After testing, i discovered that bwameth cannot operate using - or /dev/stdin. I think this might be islice... @brentp any suggestions on how to approach this?

brentp commented 6 years ago

when you read the lines to sniff, the keep them, then add then you can itertools.chain them with the filehandle.

bwlang commented 6 years ago

hi... I think i misdiagnosed this error... but I tried your suggestion anyway.

I think maybe islice does not work with stdin first_five = list(islice(fq1, 5))

also tried first_five = list(islice(sys.stdin, 5)) - same hang.

bwlang commented 6 years ago

as a quick follow up... this tiny test script does work (python3 and python2). so that eliminates islice as the source of this problem - still digging.

import sys
from itertools import groupby, repeat, chain, islice

first_five = list(islice(sys.stdin, 5))
sys.stderr.write("first 5 lines = %s\n" % first_five)

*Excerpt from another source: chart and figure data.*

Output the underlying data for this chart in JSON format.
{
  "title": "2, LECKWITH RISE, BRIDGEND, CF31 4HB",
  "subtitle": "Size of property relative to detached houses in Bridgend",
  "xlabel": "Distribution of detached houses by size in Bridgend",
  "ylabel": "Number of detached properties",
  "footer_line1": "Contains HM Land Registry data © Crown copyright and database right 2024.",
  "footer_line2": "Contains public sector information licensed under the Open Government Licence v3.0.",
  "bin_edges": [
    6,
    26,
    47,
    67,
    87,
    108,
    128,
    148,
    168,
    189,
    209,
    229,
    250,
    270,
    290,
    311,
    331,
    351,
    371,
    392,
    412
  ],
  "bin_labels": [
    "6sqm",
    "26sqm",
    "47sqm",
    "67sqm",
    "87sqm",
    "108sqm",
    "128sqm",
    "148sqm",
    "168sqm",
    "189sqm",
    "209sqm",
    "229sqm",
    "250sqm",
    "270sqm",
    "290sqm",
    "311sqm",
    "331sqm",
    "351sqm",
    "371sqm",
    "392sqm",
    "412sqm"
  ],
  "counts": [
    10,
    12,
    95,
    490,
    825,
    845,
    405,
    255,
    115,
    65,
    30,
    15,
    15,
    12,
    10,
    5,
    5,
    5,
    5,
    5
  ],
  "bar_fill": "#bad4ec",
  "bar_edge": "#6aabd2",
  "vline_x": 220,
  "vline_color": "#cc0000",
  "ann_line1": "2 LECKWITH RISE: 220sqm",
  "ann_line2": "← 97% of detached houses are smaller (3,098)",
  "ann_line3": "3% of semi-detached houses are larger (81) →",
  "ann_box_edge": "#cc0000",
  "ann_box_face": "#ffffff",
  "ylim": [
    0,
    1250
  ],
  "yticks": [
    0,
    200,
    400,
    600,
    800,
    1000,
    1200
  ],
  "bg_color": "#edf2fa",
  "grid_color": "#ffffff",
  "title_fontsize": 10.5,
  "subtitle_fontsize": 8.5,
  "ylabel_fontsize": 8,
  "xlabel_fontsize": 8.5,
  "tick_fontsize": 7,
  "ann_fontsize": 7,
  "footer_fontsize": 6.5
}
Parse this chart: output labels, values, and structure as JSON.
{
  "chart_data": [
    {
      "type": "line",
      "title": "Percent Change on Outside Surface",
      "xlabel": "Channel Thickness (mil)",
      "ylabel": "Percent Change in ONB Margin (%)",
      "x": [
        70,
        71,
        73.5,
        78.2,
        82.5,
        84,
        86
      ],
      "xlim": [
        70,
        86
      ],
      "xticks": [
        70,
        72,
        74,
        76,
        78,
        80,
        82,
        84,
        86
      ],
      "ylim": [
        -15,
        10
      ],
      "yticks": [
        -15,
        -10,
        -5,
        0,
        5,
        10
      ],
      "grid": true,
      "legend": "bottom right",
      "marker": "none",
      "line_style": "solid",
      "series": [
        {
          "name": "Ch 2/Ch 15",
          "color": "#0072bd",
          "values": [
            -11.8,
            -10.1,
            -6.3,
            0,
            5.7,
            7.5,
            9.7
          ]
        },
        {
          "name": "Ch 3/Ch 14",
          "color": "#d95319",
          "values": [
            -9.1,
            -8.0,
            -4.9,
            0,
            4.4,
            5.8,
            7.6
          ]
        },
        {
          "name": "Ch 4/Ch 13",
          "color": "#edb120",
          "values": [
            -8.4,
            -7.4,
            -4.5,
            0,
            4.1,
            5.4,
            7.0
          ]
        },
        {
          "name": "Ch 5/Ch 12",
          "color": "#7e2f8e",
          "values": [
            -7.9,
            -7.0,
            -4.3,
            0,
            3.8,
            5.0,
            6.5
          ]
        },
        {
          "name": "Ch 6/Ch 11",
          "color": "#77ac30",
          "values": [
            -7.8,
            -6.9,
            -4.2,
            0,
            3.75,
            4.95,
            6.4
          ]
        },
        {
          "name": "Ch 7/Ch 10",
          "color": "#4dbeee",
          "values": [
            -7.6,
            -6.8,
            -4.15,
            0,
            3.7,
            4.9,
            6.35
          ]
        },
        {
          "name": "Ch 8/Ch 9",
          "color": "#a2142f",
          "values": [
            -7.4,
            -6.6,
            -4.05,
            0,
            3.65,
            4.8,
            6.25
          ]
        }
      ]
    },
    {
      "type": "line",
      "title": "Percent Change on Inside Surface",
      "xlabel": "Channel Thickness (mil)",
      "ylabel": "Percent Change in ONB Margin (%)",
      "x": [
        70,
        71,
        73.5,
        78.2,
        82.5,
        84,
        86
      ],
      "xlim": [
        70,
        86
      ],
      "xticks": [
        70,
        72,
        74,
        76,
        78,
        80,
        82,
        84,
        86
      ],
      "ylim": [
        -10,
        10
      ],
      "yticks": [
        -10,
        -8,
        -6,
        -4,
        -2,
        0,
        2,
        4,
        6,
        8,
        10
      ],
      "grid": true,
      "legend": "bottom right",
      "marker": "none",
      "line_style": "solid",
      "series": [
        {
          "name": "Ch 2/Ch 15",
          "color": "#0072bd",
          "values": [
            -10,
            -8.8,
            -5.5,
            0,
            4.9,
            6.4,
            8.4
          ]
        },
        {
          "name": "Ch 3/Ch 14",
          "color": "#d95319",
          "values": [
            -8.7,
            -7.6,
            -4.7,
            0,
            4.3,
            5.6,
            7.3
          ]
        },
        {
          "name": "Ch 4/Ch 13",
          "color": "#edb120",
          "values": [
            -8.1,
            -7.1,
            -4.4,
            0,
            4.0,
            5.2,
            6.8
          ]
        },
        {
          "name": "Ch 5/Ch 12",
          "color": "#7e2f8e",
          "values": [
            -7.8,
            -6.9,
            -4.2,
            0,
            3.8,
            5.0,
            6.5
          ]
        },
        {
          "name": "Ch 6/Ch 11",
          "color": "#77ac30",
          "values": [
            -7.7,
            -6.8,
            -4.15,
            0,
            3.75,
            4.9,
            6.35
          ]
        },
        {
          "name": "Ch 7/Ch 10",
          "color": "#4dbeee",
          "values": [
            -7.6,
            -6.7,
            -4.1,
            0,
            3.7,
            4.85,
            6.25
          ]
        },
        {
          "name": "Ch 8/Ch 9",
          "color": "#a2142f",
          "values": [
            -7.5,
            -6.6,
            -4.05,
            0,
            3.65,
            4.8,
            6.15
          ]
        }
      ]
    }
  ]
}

python test_islice.py < test_interleaved.fq first 5 lines = ['@A00336:A00336:H5V7WDMXX:1:1220:10004:10770 1:N:0:CTCAGAAG\n', 'ATTTGTTTGTTAAAAAATTGATATTTTTTTAATGTATTTTTTTTTTTTATTATTGTTTGTTGATTAGATTAAGTATTTATATTTTTTTTTTTTAATAATTT\n', '+\n', ',FFFFFFFFFFFFFFFFFFFFFFFFFFFFFFFFF:FFFFFFFF:F:FFFF:FFFFFFFFFFFFFFFFFFFF:FFFFFFFFFF:FFFFFFFFF,F:F,,FFF\n', '@A00336:A00336:H5V7WDMXX:1:1220:10004:10770 2:N:0:CTCAGAAG\n']

bwlang commented 6 years ago

aha! I think it's failing because the c2t process's stdin (created at https://github.com/brentp/bwa-meth/blob/10621a4c1a8be8fa96de80dd851c52bac70004a2/bwameth.py#L313 ) is not the calling process's stdin. running: bwa mem -T 40 -B 2 -L 10 -CM -U 100 -p -R '@RG\tID:-\tSM:-' -t 6 ref.fa.bwameth.c2t '</usr/local/opt/python3/bin/python3.6 ../bwameth.py c2t - NA'

I'm thinking about whether nopen('|bwameth c2t - NA | bwa mem ... ' ) will work?

Maybe another possibility to get this working on a pipe... call c2t directly from bash and pipe it's output to bwameth with a new arg e.g. bwameth raw - which would just run bwa.

Let me know if you have a preferred path.